# how to pass smog check



## dans200sx (Sep 25, 2002)

how do you pass smog check with a hotshot cai in california?


----------



## chimmike (Oct 17, 2002)

either find a place that doesn't look, or think a little and put the stock airbox back on.


----------



## psuLemon (Apr 23, 2003)

know your machanic like i do.. who wont put anything on you....


----------



## danifilth (May 14, 2003)

does PA have visual checks?


----------



## sentra97gxe (Mar 17, 2004)

danifilth said:


> does PA have visual checks?


It all depends upon the county your in. We don't have anything like CA's regulations. My county only reguires a visual which consist of verifying a cat, muffler, and no leaks in the exhaust. Some counties reguire an emissions test. As for mods, pretty much anything will pass as long as you have those few things for the visual.

Mitch


----------



## psuLemon (Apr 23, 2003)

^mitch you are lucky but that wont be very long, in chester county we have full out emissions, smog, they test for hydrocarbons and something else.. but yea, i failed last year but my mechanic fooled aroudn with my car till it passed..


----------



## vector03 (Nov 12, 2003)

Any car in Maryland after 96 just gets the computer checked for anything related to emissions. IE...misfire codes. You could be polluting the shit outta the air but as long as their aren't any codes in your computer you'll pass. Nice huh


----------



## Triple_T (Mar 18, 2004)

danifilth said:


> does PA have visual checks?


i just got a letter in the mail and pa now does have visual checks, so better but them cats on boys :thumbdwn:


----------



## Triple_T (Mar 18, 2004)

my car passes emissions(at my mechanic) without my cat, but now we need a visual check for the cat, so i just took my old cat, and cut it and modified it just to fit over the exhasut pipe, so it doesnt do anything, its just there for the mechanic to see :cheers:


----------



## stealthb14 (Apr 30, 2002)

dans200sx said:


> how do you pass smog check with a hotshot cai in california?


 I passed no problem...


----------



## sentra97gxe (Mar 17, 2004)

psulemon said:


> ^mitch you are lucky but that wont be very long, in chester county we have full out emissions, smog, they test for hydrocarbons and something else.. but yea, i failed last year but my mechanic fooled aroudn with my car till it passed..
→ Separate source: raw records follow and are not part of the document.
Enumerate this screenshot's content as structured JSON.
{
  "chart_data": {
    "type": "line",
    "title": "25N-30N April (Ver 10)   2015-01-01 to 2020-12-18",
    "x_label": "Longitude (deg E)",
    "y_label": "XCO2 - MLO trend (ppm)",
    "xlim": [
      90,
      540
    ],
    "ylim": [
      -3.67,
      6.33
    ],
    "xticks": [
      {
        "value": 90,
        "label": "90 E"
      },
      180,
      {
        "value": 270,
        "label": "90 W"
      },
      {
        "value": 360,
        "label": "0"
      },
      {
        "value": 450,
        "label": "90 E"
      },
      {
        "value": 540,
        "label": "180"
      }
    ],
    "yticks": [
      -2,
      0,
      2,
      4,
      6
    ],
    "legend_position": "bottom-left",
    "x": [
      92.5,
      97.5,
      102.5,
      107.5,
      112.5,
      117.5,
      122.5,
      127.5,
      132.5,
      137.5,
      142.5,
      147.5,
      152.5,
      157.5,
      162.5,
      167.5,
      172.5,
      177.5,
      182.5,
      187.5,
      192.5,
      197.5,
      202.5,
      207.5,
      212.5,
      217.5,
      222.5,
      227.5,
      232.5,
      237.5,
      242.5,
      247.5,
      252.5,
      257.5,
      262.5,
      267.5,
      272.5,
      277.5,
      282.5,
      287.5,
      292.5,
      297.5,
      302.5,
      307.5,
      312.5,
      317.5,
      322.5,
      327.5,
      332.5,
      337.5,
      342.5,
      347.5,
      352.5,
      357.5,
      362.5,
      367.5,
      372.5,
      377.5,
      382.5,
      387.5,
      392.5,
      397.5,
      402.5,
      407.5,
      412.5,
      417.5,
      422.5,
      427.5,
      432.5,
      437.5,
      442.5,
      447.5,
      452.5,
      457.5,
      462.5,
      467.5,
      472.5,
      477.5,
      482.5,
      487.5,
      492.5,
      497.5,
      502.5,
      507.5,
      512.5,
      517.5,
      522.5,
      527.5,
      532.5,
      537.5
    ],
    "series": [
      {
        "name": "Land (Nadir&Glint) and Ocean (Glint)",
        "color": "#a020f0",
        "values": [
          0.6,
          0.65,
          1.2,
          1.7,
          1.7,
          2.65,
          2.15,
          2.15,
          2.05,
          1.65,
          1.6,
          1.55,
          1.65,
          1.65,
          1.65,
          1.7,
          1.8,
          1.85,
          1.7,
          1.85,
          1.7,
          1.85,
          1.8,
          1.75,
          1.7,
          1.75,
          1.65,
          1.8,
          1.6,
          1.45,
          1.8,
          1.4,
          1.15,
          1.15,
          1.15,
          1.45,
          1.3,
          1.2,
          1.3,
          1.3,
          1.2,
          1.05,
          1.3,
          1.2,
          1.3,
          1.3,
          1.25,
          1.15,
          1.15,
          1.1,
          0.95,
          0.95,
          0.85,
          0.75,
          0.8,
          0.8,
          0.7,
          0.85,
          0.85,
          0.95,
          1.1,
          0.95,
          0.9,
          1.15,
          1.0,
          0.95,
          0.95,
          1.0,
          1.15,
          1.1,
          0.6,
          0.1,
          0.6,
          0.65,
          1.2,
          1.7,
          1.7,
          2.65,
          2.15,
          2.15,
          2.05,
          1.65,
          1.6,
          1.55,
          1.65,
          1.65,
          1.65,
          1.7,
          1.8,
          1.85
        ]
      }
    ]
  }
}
Damn. I know York county(next to my county) does an emissions test but mine only requires visual b/c my county doesn have many people in it. Oh well, if they bring the other crap my way I have connections so I'll be alright.

Mitch


----------



## danifilth (May 14, 2003)

vector03 said:


> Any car in Maryland after 96 just gets the computer checked for anything related to emissions. IE...misfire codes. You could be polluting the shit outta the air but as long as their aren't any codes in your computer you'll pass. Nice huh



What about before 96?


----------



## vector03 (Nov 12, 2003)

Sniffer Test

MVA Vehicle Emissions Testing


----------